Den Garten auf den Sommer vorbereiten – Wohnen.de Ratgebertipps

Endlich werden die Tage wieder länger und die Sonne scheint warm vom Himmel – der Frühling ist da! Die Lebensgeister werden sowohl in Tier als auch im Mensch geweckt und jeder möchte möglichst viel Zeit an der frischen Luft verbringen.

Den Garten auf den Sommer vorzubereiten gehört natürlich zum Start in den Frühling dazu. Denn wer jetzt schon fleißig ist, der kann im Sommer in einem wunderschönen Garten entspannen und in den Tagen bis dahin ein wahres Blütenmeer genießen. Doch wie es so schön heißt: ohne Fleiß keinen Preis. Ein wenig Mühe, Geld, Geduld, Fingerspitzengefühl und ein bisschen grüner Daumen gehören schon dazu. Und in manchen Fällen auch ein wenig Vorbereitung. So empfiehlt es sich zum Beispiel, will man den Garten auf den Sommer vorbereiten, bereits rechtzeitig im Vorfeld im Hause Pflanzen in Töpfen vorzuziehen. Wenn die Pflanzen im Warmen ein wenig vorgewachsen sind, können sie dann zwischen April und Mai herausgepflanzt werden und dort weiter gedeihen.

Wer es grün mag, aber nicht zu viel Zeit mit der Pflege von Blühpflanzen verbringen möchte, der kann auf Bodendecker zurückgreifen. Mit blühenden Pflanzen zwischen den niedrigen Bodendeckern können so sehr schön Akzente in Blumenbeeten gesetzt werden.

Mit der Sonne und den wärmeren Temperaturen wächst der Rasen auch wieder prächtig. Bei viel Sonneneinfall sollte der Rasen nie zu kurz gemäht werden, damit das Gras nicht verbrennt und gelb wird.

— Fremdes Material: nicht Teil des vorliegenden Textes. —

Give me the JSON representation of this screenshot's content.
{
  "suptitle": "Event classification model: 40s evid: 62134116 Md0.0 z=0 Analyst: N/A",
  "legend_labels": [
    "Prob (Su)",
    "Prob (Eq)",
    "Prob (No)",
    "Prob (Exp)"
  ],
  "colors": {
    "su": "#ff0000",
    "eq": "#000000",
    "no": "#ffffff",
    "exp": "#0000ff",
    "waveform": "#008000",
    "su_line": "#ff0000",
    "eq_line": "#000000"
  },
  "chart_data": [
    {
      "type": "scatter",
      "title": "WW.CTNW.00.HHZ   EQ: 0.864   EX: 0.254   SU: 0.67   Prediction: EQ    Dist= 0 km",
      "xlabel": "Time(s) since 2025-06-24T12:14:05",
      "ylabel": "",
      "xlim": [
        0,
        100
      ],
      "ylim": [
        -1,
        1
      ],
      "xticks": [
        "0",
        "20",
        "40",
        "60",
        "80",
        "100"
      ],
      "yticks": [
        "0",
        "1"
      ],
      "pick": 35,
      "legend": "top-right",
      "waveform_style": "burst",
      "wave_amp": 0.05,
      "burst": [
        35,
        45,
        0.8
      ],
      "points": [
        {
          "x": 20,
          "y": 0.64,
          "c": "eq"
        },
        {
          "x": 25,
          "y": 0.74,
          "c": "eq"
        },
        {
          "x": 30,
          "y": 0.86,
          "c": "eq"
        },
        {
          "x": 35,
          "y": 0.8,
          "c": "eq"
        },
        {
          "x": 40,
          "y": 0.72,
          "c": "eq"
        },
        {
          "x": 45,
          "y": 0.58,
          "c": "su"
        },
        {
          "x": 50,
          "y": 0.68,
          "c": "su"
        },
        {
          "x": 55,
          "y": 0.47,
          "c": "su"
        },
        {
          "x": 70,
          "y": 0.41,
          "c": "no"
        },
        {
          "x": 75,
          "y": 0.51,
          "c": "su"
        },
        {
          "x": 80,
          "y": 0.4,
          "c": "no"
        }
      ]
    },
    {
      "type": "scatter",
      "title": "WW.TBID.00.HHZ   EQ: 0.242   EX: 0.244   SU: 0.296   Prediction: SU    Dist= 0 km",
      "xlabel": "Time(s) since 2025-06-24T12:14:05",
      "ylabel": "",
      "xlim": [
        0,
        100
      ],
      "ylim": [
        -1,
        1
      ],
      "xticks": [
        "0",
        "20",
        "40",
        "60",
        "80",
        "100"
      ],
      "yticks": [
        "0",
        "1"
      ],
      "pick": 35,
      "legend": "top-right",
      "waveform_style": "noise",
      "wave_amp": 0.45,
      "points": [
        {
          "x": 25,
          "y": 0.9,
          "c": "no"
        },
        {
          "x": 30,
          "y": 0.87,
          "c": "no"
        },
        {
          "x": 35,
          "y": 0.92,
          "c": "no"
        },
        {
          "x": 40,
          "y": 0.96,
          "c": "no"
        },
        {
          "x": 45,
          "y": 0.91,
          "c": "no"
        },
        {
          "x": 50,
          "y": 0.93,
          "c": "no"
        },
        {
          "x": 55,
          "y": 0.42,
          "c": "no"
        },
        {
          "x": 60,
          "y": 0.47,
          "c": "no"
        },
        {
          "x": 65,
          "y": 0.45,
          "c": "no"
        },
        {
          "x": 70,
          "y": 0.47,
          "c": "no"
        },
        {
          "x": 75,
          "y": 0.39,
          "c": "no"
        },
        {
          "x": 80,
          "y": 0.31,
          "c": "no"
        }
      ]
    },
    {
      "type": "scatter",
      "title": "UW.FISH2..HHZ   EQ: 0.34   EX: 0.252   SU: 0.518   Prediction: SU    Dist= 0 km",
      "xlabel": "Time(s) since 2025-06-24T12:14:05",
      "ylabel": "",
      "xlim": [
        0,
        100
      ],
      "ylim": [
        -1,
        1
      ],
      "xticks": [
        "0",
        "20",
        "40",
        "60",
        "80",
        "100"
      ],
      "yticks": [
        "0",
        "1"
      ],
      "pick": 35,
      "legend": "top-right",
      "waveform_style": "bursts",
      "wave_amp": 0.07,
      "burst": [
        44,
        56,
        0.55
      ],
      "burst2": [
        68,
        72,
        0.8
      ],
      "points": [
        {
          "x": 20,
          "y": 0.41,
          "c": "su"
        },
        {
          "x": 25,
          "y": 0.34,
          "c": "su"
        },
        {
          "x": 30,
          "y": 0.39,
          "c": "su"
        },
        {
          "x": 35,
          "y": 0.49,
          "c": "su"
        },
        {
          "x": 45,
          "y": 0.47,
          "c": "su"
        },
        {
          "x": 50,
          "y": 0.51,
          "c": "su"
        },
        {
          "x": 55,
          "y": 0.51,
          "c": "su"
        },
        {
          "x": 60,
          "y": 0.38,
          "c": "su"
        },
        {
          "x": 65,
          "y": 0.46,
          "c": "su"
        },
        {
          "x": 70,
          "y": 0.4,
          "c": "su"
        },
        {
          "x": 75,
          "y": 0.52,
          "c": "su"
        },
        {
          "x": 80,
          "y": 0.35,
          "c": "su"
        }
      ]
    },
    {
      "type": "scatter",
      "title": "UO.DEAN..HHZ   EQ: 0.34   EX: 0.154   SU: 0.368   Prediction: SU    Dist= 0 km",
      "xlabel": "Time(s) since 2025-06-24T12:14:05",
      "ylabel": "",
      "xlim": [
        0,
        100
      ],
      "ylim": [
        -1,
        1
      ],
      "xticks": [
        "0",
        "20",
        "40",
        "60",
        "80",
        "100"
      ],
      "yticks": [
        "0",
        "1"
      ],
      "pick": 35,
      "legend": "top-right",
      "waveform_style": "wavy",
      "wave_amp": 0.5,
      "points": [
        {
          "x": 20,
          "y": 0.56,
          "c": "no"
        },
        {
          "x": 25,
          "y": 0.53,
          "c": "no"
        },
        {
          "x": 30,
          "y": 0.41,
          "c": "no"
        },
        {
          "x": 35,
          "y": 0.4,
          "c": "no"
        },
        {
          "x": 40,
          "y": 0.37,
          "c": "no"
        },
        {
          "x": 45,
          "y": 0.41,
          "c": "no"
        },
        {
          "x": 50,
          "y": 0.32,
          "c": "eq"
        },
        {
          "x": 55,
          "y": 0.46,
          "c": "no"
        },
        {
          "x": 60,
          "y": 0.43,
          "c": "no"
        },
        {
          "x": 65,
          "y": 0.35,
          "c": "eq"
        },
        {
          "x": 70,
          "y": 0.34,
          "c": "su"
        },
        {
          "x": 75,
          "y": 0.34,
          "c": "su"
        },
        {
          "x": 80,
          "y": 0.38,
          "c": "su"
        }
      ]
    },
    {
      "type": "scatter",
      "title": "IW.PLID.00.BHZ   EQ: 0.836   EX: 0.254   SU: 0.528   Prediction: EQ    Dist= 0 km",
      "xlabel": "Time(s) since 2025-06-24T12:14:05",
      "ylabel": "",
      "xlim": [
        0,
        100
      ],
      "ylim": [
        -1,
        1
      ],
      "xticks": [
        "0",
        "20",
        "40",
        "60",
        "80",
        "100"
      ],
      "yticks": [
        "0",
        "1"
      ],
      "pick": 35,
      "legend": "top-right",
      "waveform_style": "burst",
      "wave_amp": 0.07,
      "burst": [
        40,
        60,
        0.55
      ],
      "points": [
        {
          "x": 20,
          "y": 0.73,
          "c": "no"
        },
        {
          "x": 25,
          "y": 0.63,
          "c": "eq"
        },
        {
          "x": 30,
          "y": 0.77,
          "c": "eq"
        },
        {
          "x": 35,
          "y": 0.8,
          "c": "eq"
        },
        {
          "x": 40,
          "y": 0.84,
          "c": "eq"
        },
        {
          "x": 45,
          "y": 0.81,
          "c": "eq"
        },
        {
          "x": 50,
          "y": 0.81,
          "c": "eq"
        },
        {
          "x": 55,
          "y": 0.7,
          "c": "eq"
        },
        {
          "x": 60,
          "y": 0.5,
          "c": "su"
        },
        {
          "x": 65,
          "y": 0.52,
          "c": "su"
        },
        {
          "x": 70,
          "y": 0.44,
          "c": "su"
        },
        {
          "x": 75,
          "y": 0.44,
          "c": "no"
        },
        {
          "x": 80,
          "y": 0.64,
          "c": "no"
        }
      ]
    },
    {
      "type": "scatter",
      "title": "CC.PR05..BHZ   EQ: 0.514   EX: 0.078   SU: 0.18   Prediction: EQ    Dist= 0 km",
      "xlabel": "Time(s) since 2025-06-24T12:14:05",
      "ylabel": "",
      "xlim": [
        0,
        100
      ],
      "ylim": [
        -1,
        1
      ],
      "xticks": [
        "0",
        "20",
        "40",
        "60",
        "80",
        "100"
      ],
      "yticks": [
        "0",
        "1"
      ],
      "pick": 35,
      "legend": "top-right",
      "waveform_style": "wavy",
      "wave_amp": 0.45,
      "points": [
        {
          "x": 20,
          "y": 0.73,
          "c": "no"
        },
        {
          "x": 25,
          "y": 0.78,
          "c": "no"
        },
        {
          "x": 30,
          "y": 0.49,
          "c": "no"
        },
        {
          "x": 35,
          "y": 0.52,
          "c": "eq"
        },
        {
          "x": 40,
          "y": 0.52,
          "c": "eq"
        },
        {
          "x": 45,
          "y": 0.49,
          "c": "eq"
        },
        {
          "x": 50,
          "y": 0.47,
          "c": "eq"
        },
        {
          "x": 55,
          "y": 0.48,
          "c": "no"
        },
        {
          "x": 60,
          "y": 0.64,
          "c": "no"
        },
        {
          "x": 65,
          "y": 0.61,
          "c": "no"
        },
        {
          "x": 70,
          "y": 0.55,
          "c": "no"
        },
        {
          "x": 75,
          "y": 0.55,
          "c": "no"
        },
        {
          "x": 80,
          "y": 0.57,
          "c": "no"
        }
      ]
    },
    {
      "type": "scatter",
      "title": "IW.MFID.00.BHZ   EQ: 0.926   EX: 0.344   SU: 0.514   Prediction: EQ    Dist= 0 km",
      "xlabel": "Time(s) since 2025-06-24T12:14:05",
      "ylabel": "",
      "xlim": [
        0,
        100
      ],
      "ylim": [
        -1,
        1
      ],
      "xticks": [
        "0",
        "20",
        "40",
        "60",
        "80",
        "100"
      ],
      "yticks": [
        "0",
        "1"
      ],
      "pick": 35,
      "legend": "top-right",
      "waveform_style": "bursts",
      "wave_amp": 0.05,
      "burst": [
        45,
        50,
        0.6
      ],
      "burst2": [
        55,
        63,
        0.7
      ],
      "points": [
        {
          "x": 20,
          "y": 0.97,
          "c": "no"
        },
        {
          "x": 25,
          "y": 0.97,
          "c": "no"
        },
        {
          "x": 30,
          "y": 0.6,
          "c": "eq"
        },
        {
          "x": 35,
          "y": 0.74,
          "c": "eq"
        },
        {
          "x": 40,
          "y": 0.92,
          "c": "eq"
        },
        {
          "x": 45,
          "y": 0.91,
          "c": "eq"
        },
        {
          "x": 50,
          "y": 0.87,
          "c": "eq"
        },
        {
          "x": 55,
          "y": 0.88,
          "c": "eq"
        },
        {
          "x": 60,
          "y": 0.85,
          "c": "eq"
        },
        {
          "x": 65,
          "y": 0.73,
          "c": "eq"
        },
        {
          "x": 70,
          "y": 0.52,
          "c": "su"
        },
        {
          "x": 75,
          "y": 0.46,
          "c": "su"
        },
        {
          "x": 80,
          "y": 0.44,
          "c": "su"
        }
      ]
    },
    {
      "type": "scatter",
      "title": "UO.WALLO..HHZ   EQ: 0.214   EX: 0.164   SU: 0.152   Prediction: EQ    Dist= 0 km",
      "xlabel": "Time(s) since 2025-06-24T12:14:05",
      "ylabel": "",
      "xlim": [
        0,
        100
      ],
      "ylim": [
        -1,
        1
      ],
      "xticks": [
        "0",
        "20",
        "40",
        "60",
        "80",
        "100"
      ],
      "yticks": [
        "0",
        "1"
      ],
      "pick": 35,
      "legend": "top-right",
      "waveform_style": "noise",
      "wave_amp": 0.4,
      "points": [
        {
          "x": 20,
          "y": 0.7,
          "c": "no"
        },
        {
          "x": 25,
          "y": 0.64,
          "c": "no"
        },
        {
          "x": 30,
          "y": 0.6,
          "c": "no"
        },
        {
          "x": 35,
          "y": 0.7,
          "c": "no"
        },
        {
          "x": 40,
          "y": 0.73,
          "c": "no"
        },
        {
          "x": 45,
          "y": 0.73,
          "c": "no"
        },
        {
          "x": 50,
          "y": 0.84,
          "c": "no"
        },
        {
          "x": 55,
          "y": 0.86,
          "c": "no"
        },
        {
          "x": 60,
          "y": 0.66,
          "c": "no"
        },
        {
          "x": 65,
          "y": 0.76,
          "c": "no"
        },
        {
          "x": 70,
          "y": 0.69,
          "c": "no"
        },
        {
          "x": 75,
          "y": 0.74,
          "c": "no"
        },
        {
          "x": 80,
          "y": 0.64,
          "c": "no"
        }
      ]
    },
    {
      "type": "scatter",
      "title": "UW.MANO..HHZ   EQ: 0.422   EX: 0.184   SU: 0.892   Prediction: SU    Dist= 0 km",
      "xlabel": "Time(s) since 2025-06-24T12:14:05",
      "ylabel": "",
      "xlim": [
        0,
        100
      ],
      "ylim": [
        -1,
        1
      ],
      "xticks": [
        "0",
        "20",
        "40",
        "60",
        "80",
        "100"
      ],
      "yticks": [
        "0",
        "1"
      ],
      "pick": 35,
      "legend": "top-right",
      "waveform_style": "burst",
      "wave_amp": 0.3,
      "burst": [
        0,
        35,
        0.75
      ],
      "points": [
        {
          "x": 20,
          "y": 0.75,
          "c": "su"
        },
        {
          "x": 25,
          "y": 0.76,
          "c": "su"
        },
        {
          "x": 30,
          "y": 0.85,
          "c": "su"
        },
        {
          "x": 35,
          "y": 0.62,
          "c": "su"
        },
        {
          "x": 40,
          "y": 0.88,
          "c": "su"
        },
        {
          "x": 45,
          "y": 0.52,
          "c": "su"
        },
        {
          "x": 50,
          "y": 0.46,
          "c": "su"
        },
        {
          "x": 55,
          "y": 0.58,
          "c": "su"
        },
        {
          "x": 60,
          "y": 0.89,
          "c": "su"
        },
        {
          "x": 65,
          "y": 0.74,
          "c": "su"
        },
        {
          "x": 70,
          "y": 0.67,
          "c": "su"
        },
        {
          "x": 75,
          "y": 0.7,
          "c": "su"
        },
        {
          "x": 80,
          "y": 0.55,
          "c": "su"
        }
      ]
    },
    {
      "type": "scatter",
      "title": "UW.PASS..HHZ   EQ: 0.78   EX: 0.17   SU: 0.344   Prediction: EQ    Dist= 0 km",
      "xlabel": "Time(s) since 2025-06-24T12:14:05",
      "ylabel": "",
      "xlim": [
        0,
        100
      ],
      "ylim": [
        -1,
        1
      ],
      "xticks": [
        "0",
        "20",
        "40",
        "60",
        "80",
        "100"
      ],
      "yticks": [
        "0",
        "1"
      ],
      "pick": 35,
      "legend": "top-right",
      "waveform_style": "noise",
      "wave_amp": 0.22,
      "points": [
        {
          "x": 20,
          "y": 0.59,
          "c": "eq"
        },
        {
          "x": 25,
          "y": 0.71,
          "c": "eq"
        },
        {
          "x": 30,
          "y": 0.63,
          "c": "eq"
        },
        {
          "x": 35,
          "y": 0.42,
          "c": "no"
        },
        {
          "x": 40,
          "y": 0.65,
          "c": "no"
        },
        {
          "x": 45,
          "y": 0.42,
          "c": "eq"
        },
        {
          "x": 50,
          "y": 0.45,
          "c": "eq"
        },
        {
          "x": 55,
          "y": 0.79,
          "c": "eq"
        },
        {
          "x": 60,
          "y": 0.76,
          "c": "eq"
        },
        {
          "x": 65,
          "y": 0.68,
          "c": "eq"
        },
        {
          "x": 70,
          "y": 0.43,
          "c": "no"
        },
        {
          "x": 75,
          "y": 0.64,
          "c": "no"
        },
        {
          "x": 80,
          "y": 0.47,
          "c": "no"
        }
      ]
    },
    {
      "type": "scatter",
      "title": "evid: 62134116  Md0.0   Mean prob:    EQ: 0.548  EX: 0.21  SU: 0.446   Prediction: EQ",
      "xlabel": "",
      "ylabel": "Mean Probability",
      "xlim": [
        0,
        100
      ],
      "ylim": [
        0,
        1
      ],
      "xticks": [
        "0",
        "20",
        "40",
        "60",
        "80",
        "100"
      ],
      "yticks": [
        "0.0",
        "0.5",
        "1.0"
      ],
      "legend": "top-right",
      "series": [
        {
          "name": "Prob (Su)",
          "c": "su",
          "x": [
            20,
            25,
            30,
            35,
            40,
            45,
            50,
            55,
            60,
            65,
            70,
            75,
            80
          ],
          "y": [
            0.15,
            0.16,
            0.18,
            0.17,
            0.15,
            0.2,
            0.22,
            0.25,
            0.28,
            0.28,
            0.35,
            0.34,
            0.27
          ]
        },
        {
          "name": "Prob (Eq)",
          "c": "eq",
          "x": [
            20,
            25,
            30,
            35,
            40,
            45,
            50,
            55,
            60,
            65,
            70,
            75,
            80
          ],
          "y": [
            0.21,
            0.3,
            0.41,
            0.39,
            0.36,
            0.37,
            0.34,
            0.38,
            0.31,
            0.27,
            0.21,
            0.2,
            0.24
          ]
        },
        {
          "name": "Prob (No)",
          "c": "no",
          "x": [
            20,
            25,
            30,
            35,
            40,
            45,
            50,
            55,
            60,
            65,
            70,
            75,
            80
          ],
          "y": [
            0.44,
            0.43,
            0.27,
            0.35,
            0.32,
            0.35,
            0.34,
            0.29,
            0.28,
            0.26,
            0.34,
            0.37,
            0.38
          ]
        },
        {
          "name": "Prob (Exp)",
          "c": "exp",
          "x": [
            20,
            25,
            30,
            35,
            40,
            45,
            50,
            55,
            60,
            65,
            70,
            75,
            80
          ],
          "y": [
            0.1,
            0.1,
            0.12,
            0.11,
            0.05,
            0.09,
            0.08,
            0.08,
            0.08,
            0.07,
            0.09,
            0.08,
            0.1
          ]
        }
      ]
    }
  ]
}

Wer einen großen Garten besitzt, der wird im Sommer viel Zeit damit verbringen müssen diesen und die Pflanzen darin zu bewässern. Automatische Bewässerungssysteme mit einer einstellbaren Zeitschaltuhr erleichtern den Alltag und die Gartenarbeit dabei ungemein.
Ein eigener Garten eignet sich auch sehr gut dazu Obst und Gemüse selbst anzubauen. Salate, Gurken, Erdbeeren sowie Apfel- und Kirschbäume gehören dabei zu der beliebtesten Auswahl. Aber auch wer keinen großen Garten hat, kann in Balkon oder Terassenkübeln sein Lieblingsgemüse züchten.

Also keine Frühjahrsmüdigkeit aufkommen lassen und den Garten auf den Sommer vorbereiten.